2.5 O PROGRAMA DE CONTROLE DO TABAGISMO NO BRASIL

Em meados da década de setenta, a epidemia de tabagismo avançou consideravelmente no Brasil, provocada pela da ação das indústrias de tabaco que ocasionaram aumento do consumo dos seus produtos e, das doenças tabaco- relacionadas (JAQUES, 2010; COSTA E SILVA; ROMERO, 2011; JAQUES; TEIXEIRA, 2011). A consolidação do tabagismo, para as agências internacionais, como problema de saúde pública e o aumento das discussões acerca dos malefícios, oriundos do tabagismo, fizeram com que se ampliassem as iniciativas propondo a regulamentação da sua comercialização e consumo no país e a

formação de grupo antitabagista compostos por organizações médicas e associações civis no Brasil (JAQUES; TEIXEIRA, 2011).

A luta antitabágica fez com os projetos de lei ganhassem pauta no Congresso Nacional, a partir de 1960, mostrando a preocupação dos riscos associados aos malefícios do tabaco para a sociedade. Em 1979, foi elaborado o primeiro Programa Nacional Contra o Fumo por associações médicas, centros universitários, secretarias de saúde e outras reunidas pela Sociedade Brasileira de Cancerologia (JAQUES; TEIXEIRA, 2011; COSTA E SILVA; ROMERO, 2011). Assim, os debates e as mobilizações da sociedade civil cresceram e foram de fundamental importância para ampliação das ações de controle do tabaco no país.

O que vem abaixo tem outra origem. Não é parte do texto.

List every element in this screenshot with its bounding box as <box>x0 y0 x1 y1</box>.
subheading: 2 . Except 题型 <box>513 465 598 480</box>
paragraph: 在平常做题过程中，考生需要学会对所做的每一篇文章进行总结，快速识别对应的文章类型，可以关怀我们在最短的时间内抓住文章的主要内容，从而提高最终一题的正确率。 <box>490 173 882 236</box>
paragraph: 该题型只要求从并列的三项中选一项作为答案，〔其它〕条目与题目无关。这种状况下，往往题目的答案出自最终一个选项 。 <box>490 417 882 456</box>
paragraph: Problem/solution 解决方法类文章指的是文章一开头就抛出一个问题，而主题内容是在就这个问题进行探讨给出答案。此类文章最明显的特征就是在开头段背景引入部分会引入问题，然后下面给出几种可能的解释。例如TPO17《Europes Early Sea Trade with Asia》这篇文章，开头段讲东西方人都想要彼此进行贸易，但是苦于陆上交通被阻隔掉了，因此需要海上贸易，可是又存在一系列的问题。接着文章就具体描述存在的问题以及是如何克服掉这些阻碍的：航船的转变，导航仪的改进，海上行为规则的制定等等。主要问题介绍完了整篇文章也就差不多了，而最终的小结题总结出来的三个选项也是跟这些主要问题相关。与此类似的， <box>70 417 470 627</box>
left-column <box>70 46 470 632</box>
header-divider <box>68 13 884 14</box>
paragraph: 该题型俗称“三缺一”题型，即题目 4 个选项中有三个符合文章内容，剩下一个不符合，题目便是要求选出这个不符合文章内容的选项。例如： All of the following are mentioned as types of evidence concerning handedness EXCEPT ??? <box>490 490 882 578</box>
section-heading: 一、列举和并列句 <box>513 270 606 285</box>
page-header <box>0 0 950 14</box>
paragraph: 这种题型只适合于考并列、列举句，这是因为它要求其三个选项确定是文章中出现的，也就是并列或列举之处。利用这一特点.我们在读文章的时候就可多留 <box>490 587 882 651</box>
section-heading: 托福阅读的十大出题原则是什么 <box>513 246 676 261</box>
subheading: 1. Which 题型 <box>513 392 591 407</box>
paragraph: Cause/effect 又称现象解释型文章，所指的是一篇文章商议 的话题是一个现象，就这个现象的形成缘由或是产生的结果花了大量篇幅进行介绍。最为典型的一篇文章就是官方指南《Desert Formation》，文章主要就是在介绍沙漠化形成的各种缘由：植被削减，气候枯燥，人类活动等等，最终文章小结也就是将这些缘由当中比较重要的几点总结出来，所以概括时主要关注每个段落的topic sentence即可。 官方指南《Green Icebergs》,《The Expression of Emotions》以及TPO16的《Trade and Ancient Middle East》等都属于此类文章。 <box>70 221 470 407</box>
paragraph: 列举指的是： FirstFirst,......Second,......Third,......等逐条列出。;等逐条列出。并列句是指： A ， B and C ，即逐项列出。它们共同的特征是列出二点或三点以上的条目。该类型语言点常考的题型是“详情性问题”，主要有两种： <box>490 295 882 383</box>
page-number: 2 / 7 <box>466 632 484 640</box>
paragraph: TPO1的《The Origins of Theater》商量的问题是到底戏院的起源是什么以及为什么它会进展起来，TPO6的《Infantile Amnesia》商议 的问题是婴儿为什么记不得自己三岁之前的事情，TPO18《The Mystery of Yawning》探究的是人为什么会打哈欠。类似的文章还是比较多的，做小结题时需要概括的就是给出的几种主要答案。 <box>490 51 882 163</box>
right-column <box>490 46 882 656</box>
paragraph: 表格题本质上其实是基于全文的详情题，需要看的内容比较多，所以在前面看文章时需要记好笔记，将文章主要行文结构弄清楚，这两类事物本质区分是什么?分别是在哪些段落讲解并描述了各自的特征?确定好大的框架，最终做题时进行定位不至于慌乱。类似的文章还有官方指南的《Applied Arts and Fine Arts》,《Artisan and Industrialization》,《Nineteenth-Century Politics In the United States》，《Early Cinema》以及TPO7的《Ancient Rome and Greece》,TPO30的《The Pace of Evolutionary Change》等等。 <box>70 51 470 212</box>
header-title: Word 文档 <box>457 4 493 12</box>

No Brasil, as ações de controle do tabagismo, com atuação governamental, tornaram-se mais sistematizadas a partir de 1985, com a Portaria Nº. 655/GM, que nomeou um Grupo Assessor do Ministério da Saúde para o desenvolvimento de ações para controle do tabagismo no Brasil, sob a coordenação das divisões nacionais de Pneumologia Sanitária e de Doenças Crônico-Degenerativas. O Programa Nacional de Combate ao Fumo teve os seguintes objetivos iniciais: implantar o Programa nas unidades federadas; dimensionar a epidemia tabágica; reduzir a prevalência de fumantes e conseguir legislação de controle (MIRRA; ROSEMBERG, 2000).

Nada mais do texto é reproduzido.